Con l’omicidio di Artena è ripresa la polemica verso l’MMA e le arti marziali; generale l’accusa di fomentare la violenza.
Chi come me pratica questi sport
e, in passato, l’ha anche fatto intensamente, sa che l’accusa è infondata. Per altro,
avevo già affrontato questo tema commentando "L’educazione di un
fascista”, di Paolo Berizzi, editore Feltrinelli, ISBN 978-88-07-17372-1.
Le arti marziali sono
principalmente una via per conquistare la sicurezza di sé, ciò avviene sia
sottoponendosi ad un duro allenamento, sia, inutile negarlo, attraverso il
confronto, spesso anche cruento, con altri nostri sodali; contrapposizione che
però, è solo momentanea, dura lo spazio di uno scontro e viene effettuata in un
contesto sportivo di regole condivise.
Più comune del disprezzo, è il
rispetto e il senso di appartenenza e fratellanza con l’avversario; noi siamo
sul ring, sul tatami o nella gabbia e, siamo dei pari e semmai, sono molti di quelli
fuori che sono preda dell’eccitazione e, se vogliamo, della voglia di vivere di
violenza riflessa... sportivi da poltrona!
L’educazione marziale può
sicuramente creare dei violenti, questo è innegabile. Ma questi soggetti sono
una minoranza e, i loro difetti, la loro propensione, la loro profonda
ignoranza, erano già presenti prima che si avvicinassero al dojo, erano parte
della loro natura era nella loro storia. L’eventuale colpa dei maestri è quella
di non avere individuato per tempo e domato queste distorsioni e, nel caso
fosse stato necessario, di non aver allontanato questi soggetti prima che
potessero sfruttare questo percorso per nuocere di più.
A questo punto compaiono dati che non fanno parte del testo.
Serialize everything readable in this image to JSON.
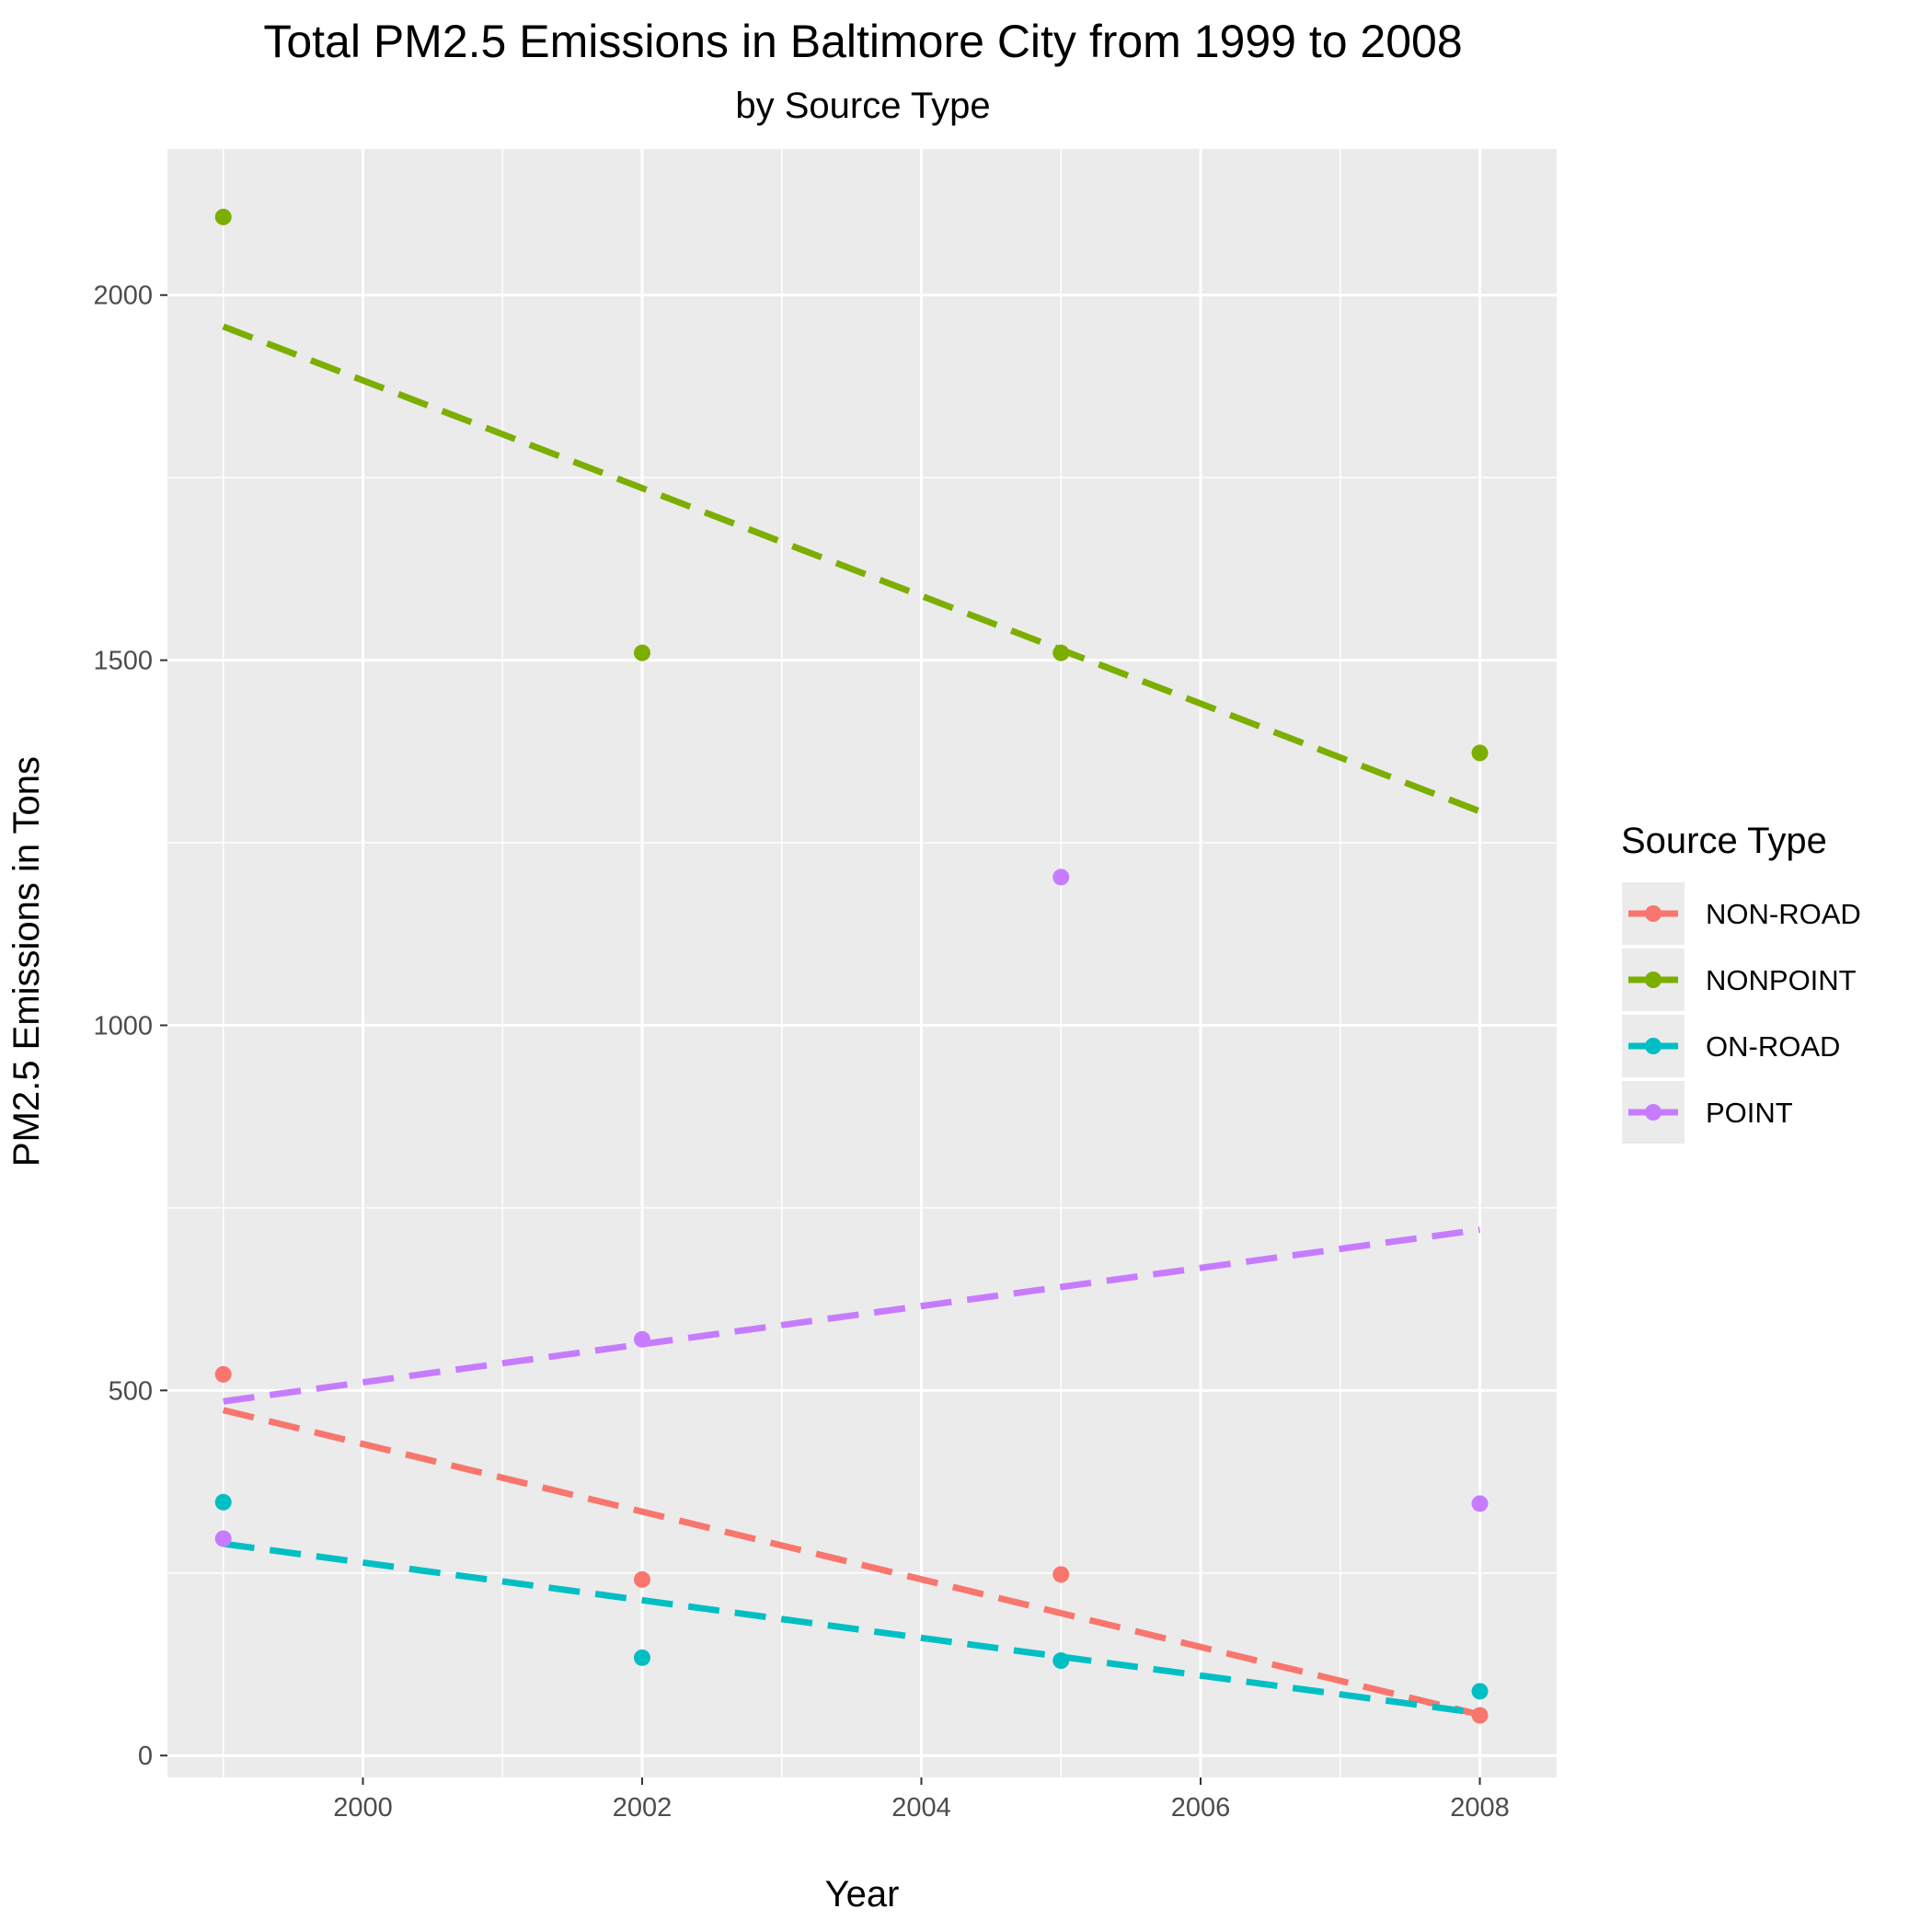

Si dimentica però che l’esito
normale di questa pratica sportiva ed educativa non sia la creazione di potenziali
killer smaniosi di menare le mani, ben più spesso né si esce rafforzati nel
fisico, nel morale e nella consapevolezza di sé; uomini forti ma pacifici, duri
ma mansueti, proni al difendere ben più che all'aggredire.
Il “DŌ”, il kanji che spesso è presente nei
suffissi delle discipline marziali indica la “via”, il “percorso”, è lì per fissare un obiettivo, lo
scopo di creare uomini liberi e “giusti” ... poi si può anche fallire.